Os capoeiristas transformaram a capoeira em um esporte rentável. Os mestres com uma atitude empreendedora vendem seus conhecimentos para os seus alunos.

A capoeira deixou de ser somente um movimento cultural de resistência e os mestres vendem seus conhecimentos. Dessa maneira, os alunos, para adquirirem essa cultura, precisam possuir condições para custear o aprendizado.

A arte da capoeira deixa de ser um movimento de periferia, de guetos, de pobres e passa a ser praticada nas academias, clubes e lugares particulares, beneficiando uma parcela da sociedade privilegiada socialmente.

Ao ser  inclusa e comercializada, ela cria barreiras e somente as pessoas que possuem condições financeiras possam a ter acesso as instruções. As barreiras economicamente criadas fazem com que outras pessoas, provindas de classes menos privilegiadas, não consigam obter acesso às informações que a capoeira proporciona.

Os mestres potencializam seus alunos. Esses clientes, ao praticarem a capoeira, adquirem valores culturais, melhoram a resistência física e potencializam seus dons artísticos.

Os mestres empreendedores ensinam seus conhecimentos para os alunos e coloca a capoeira em evidência, vendendo uma imagem positiva e, consequentemente, aumentando a renda financeira.

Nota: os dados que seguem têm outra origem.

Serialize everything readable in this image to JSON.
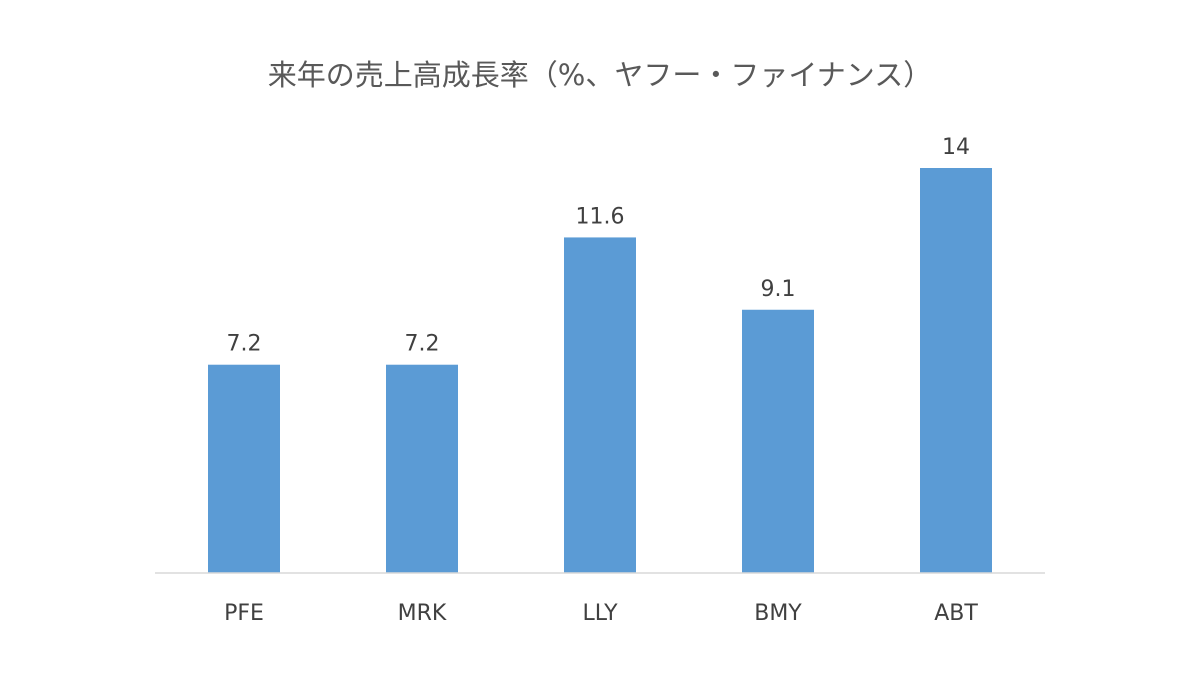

O Brasil é um país emergente, desta forma, convive com períodos de crise econômica.

Os líderes culturais, mestres de capoeira que somente vivem da renda provida da capoeira, dependem do bom funcionamento de sua academia. E, por motivo social e cultural, de seus alunos pagantes, fonte de maior potencial para a renda. Se não tiver interesse em praticar a capoeira, acaba por criar uma crise financeira para o seu próprio negócio.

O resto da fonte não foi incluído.